Однако тихой жизни вскоре пришел конец.

Зло, которое ежедневно нам докучает, подчас кажется страшнее всего остального, что только может случиться с человеком. Но именно оно становится в своем роде пробным камнем, испытанием, которое закаляет человека и готовит его к грядущим трудностям и бедствиям. Я мог бы привести тому множество примеров, включая и свою собственную судьбу. Но в этом смысле особенно замечательны события последних лет моего пребывания на острове.

Наступил декабрь – пора летнего солнцестояния и сбора урожая. В эти дни я проводил все время на полях, где созревал хлеб. Однажды, как и всегда, я поднялся на рассвете, перекусил, приготовил все необходимое и отправился в путь. Однако, пройдя совсем немного, я застыл на месте как громом пораженный: над береговыми зарослями поднимался к небу густой дым костра. Причем костер этот находился не на той стороне острова, где обычно высаживались дикари, а гораздо ближе к моему дому.

Я бросился к частоколу и затаился среди густых ветвей. Ноги едва держали меня. Я лихорадочно думал о том, что дикари – если, конечно, они разбредутся по острову – непременно наткнутся на поля, возделанные мною, и загоны с козами. Им станет ясно, что здесь живут люди, и они не успокоятся, пока не разыщут меня.

Я перебрался через ограду и стал готовиться к обороне.

Поспешно зарядив мушкеты в бойницах, я прихватил пистолеты и ружье и, помолившись, твердо решил сражаться с варварами до последнего вздоха.

Прошло два часа, но ничего не происходило: все так же шумела листва, пели птицы, грелись на солнышке котята и дремали на кровле моей палатки попугаи.

Я отложил оружие. Неизвестность мучила меня гораздо сильнее, чем опасность быть съеденным дикарями, и, взвесив все за и против, я решил выйти за ограду и разведать обстановку.

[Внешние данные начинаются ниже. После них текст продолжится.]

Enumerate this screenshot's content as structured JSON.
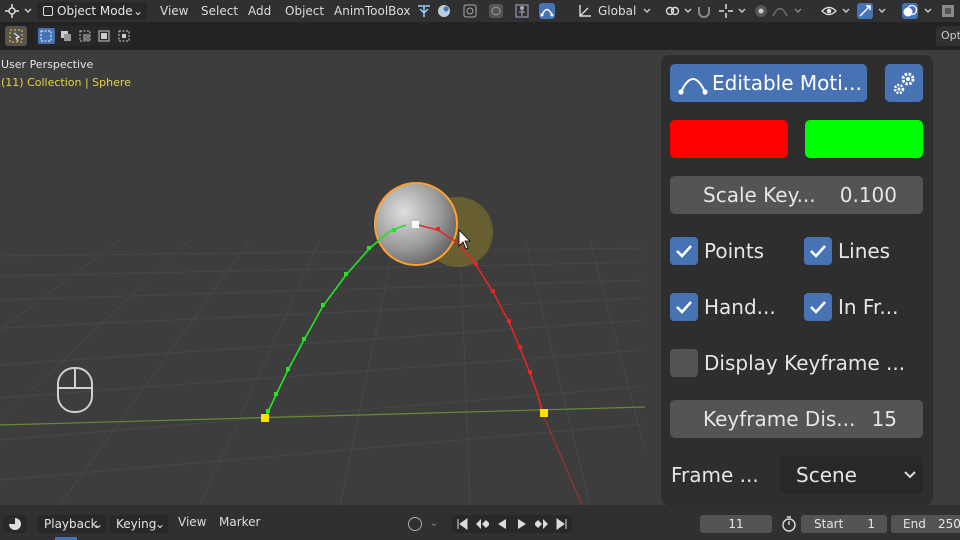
{
  "topbar": {
    "mode": "Object Mode",
    "menus": [
      "View",
      "Select",
      "Add",
      "Object",
      "AnimToolBox"
    ],
    "orientation": "Global",
    "options_label": "Opt"
  },
  "viewport": {
    "perspective": "User Perspective",
    "collection": "(11) Collection | Sphere",
    "colors": {
      "background": "#3d3d3d",
      "motion_before": "#27e327",
      "motion_after": "#e32727",
      "keyframe": "#ffe000",
      "selection": "#ffa030"
    }
  },
  "panel": {
    "editable_motion_label": "Editable Moti...",
    "color_before": "#ff0000",
    "color_after": "#00ff00",
    "scale_label": "Scale Key...",
    "scale_value": "0.100",
    "points_label": "Points",
    "lines_label": "Lines",
    "handles_label": "Hand...",
    "infront_label": "In Fr...",
    "display_keyframe_label": "Display Keyframe ...",
    "keyframe_dis_label": "Keyframe Dis...",
    "keyframe_dis_value": "15",
    "frame_label": "Frame ...",
    "frame_select_value": "Scene"
  },
  "timeline": {
    "playback": "Playback",
    "keying": "Keying",
    "view": "View",
    "marker": "Marker",
    "current_frame": "11",
    "start_label": "Start",
    "start_value": "1",
    "end_label": "End",
    "end_value": "250"
  }
}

Самым удобным местом для наблюдения за этой частью берега был холм, у подножия которого находился мой дом. Я взял заряженное ружье и подзорную трубу, осторожно перелез через частокол, пробрался сквозь заросли и начал карабкаться наверх. Взмокнув от усилий и напряжения, я наконец-то достиг вершины холма. Отсюда все побережье было видно как на ладони. Расположившись на площадке, я прилег на землю и направил подзорную трубу в ту сторону, где по-прежнему поднимался дым. И сразу увидел голых дикарей, сидящих у костра. Их было человек десять, и, полагаю, они развели огонь совсем не для того, чтобы погреться.

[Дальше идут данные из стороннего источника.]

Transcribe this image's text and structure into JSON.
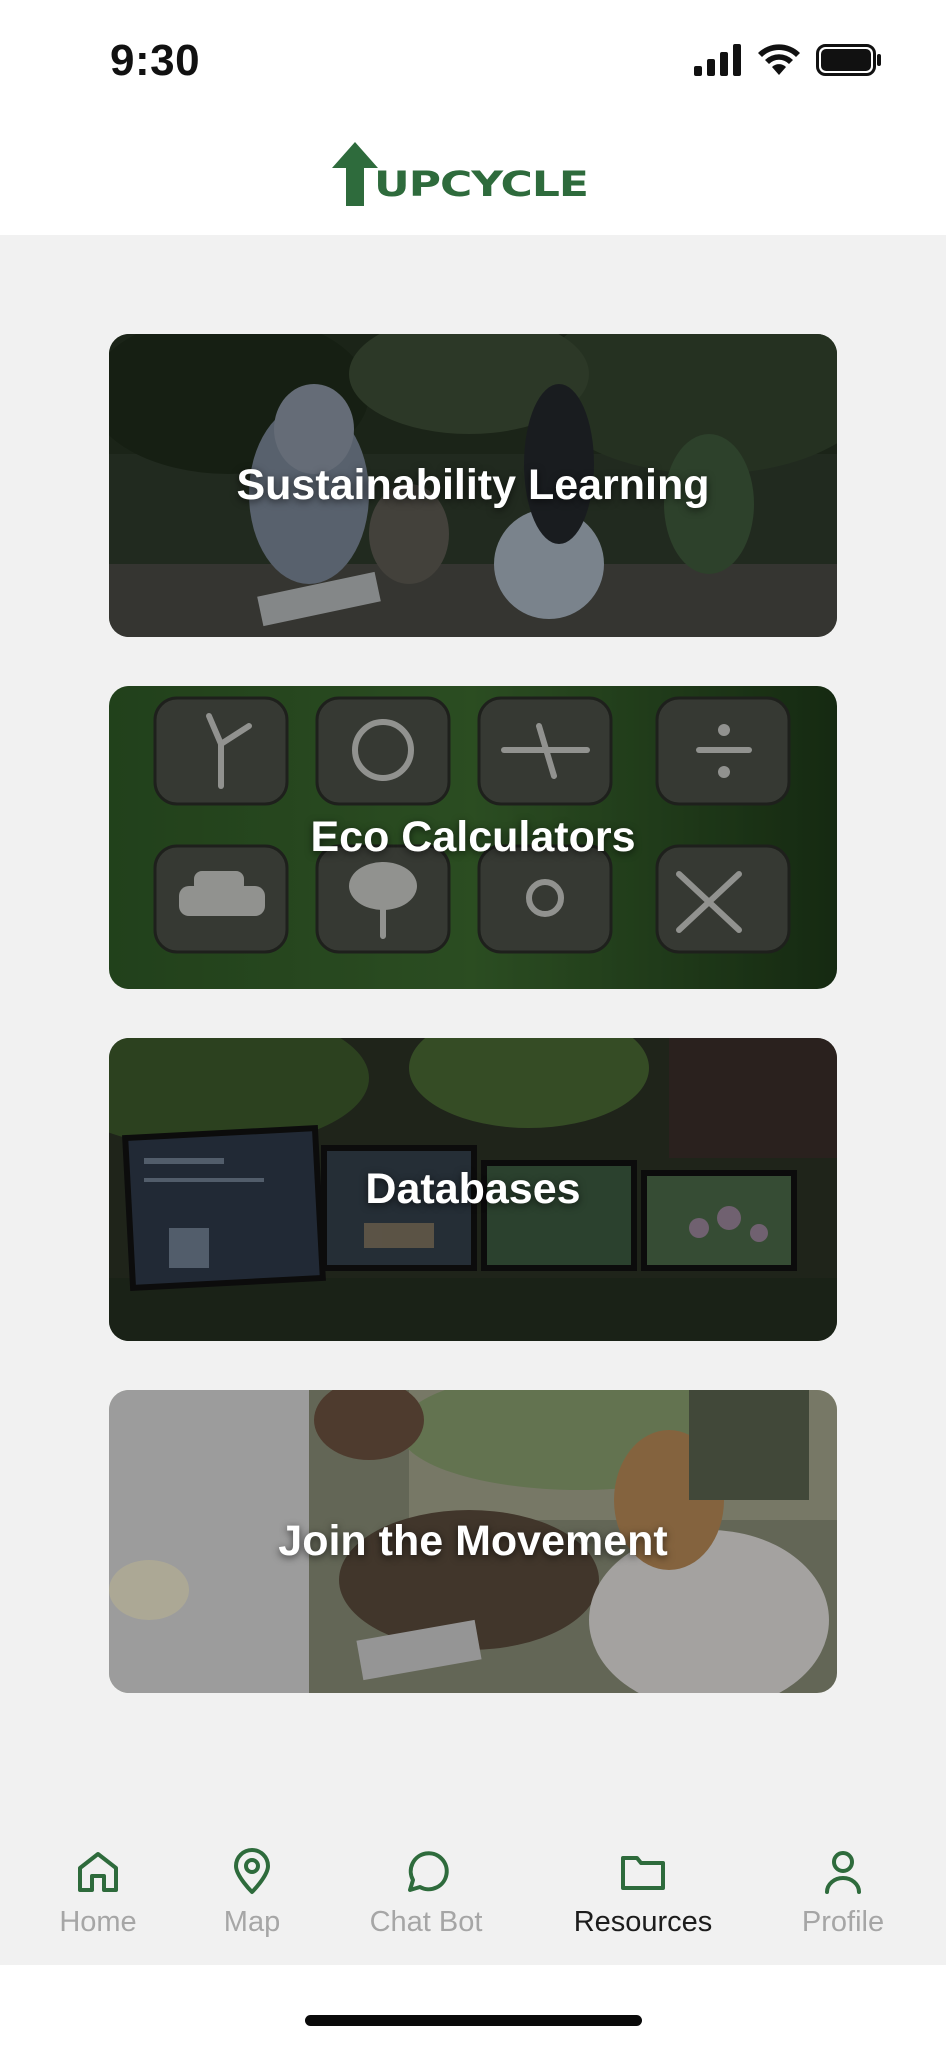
{
  "status_bar": {
    "time": "9:30"
  },
  "app": {
    "brand": "UPCYCLE",
    "brand_color": "#2e6b3c"
  },
  "cards": [
    {
      "title": "Sustainability Learning"
    },
    {
      "title": "Eco Calculators"
    },
    {
      "title": "Databases"
    },
    {
      "title": "Join the Movement"
    }
  ],
  "tab_bar": {
    "active": "Resources",
    "tabs": [
      {
        "label": "Home",
        "icon": "home-icon"
      },
      {
        "label": "Map",
        "icon": "map-pin-icon"
      },
      {
        "label": "Chat Bot",
        "icon": "chat-bubble-icon"
      },
      {
        "label": "Resources",
        "icon": "folder-icon"
      },
      {
        "label": "Profile",
        "icon": "person-icon"
      }
    ]
  },
  "colors": {
    "accent": "#2e6b3c",
    "background": "#f1f1f1",
    "inactive_tab": "#a6a6a6",
    "active_tab": "#1c1c1c"
  }
}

Туземцы прибыли в двух больших пирогах – те стояли высоко над линией прибоя, и было ясно, что раньше наступления прилива им не удастся сняться с мели и отправиться в обратный путь. Женщин среди дикарей не было, и то, что они посетили остров ради очередного варварского пиршества, не вызывало никаких сомнений. Я провел на холме еще пару часов и хорошо видел их дикие пляски. До меня даже доносились их крики и нестройное пение.

Трудно представить смятение, в которое повергло меня это событие. Больше всего меня встревожило то, что туземцы высадились на моей стороне острова, а не там, где обычно. Впрочем, постепенно я успокоился, поняв, что незваные гости отчалят с приливом и я снова смогу выходить из дома.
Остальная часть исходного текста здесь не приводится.